Lui ! Toujours lui. Il y avait maintenant seize ans que nous avions prétendu naïvement en finir avec lui et il était toujours là, identique et insaisissable : un vrai ballon de water-polo avec cette manière de glisser et de filer sous la main qui tient du chat et de s’en aller vous narguer à quatre mètres. Personnellement, cela m’était égal. J’en risque aujourd’hui l’aveu ; je ne me suis jamais passionné pour cette question-là. Elle m’avait servi de paravent pour convoquer le Congrès destiné à rétablir les Jeux Olympiques. Voyant l’importance qu’on lui attribuait dans les milieux sportifs, j’y apportais le zèle désirable, mais c’était un zèle sans conviction réelle. Ma conception du sport a toujours été très différente de celle d’un grand nombre — peut-être de la majorité — des sportifs.
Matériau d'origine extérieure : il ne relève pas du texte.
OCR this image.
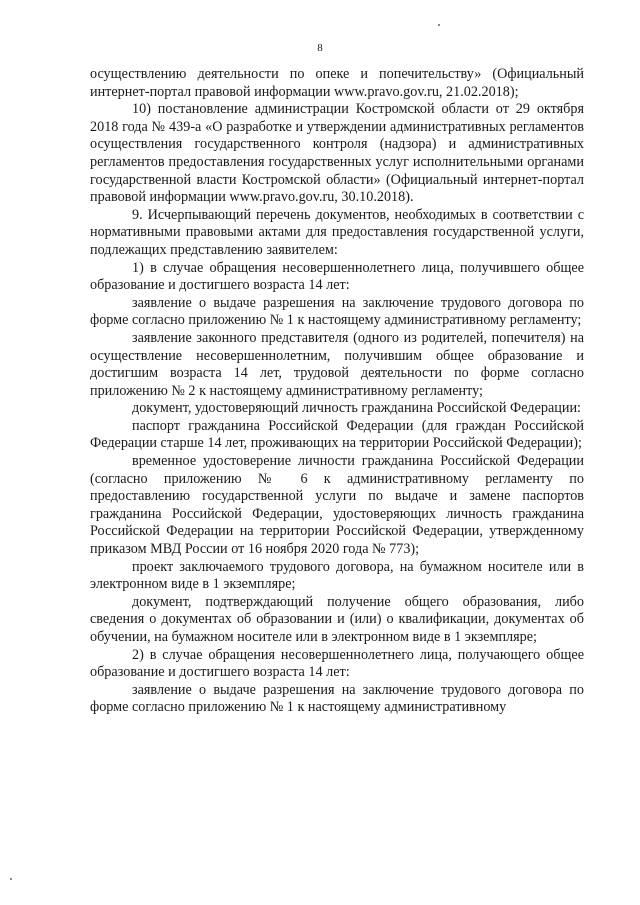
8

осуществлению деятельности по опеке и попечительству» (Официальный интернет-портал правовой информации www.pravo.gov.ru, 21.02.2018);

10) постановление администрации Костромской области от 29 октября 2018 года № 439-а «О разработке и утверждении административных регламентов осуществления государственного контроля (надзора) и административных регламентов предоставления государственных услуг исполнительными органами государственной власти Костромской области» (Официальный интернет-портал правовой информации www.pravo.gov.ru, 30.10.2018).

9. Исчерпывающий перечень документов, необходимых в соответствии с нормативными правовыми актами для предоставления государственной услуги, подлежащих представлению заявителем:

1) в случае обращения несовершеннолетнего лица, получившего общее образование и достигшего возраста 14 лет:

заявление о выдаче разрешения на заключение трудового договора по форме согласно приложению № 1 к настоящему административному регламенту;

заявление законного представителя (одного из родителей, попечителя) на осуществление несовершеннолетним, получившим общее образование и достигшим возраста 14 лет, трудовой деятельности по форме согласно приложению № 2 к настоящему административному регламенту;

документ, удостоверяющий личность гражданина Российской Федерации:

паспорт гражданина Российской Федерации (для граждан Российской Федерации старше 14 лет, проживающих на территории Российской Федерации);

временное удостоверение личности гражданина Российской Федерации (согласно приложению № 6 к административному регламенту по предоставлению государственной услуги по выдаче и замене паспортов гражданина Российской Федерации, удостоверяющих личность гражданина Российской Федерации на территории Российской Федерации, утвержденному приказом МВД России от 16 ноября 2020 года № 773);

проект заключаемого трудового договора, на бумажном носителе или в электронном виде в 1 экземпляре;

документ, подтверждающий получение общего образования, либо сведения о документах об образовании и (или) о квалификации, документах об обучении, на бумажном носителе или в электронном виде в 1 экземпляре;

2) в случае обращения несовершеннолетнего лица, получающего общее образование и достигшего возраста 14 лет:

заявление о выдаче разрешения на заключение трудового договора по форме согласно приложению № 1 к настоящему административному
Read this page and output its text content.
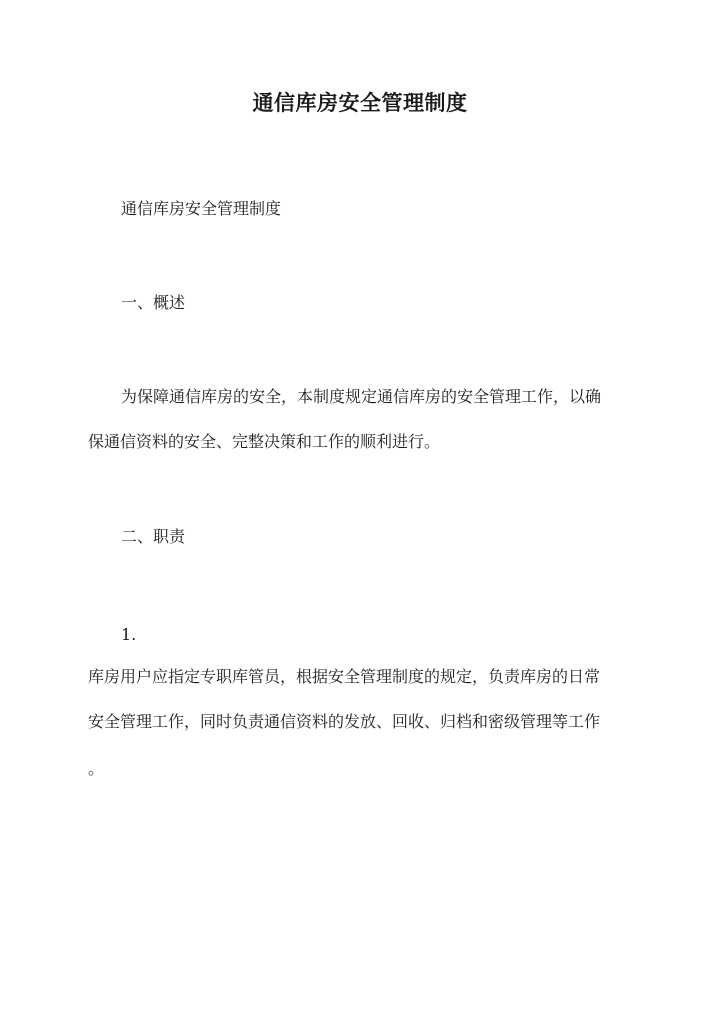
通信库房安全管理制度
通信库房安全管理制度
一、概述
为保障通信库房的安全，本制度规定通信库房的安全管理工作，以确
保通信资料的安全、完整决策和工作的顺利进行。
二、职责
1.
库房用户应指定专职库管员，根据安全管理制度的规定，负责库房的日常
安全管理工作，同时负责通信资料的发放、回收、归档和密级管理等工作
。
Pour moi, le sport était une religion avec église, dogmes, culte… mais surtout, sentiment religieux, et il me paraissait aussi enfantin de relier tout cela au fait d’avoir touché une pièce de cent sous que de proclamer d’emblée que le bedeau de la paroisse est nécessairement un incroyant parce qu’il a un traitement pour assurer le service du sanctuaire. Aujourd’hui que j’ai atteint — et même dépassé — l’âge où l’on peut pratiquer et proclamer librement ses hérésies, je n’hésite point à avouer ce point de vue. Cependant, faute de mieux, j’entendais bien qu’il fallait admettre certaines règles, dresser certaines barrières plus ou moins fictives et je ne demandais pas mieux que d’y aider dans la mesure du possible. Les Anglais, surtout, se montraient acharnés à cet égard. C’était un signe et un présage de force pour le C. I. O. qu’ils se tournassent vers lui en réclamant son intervention.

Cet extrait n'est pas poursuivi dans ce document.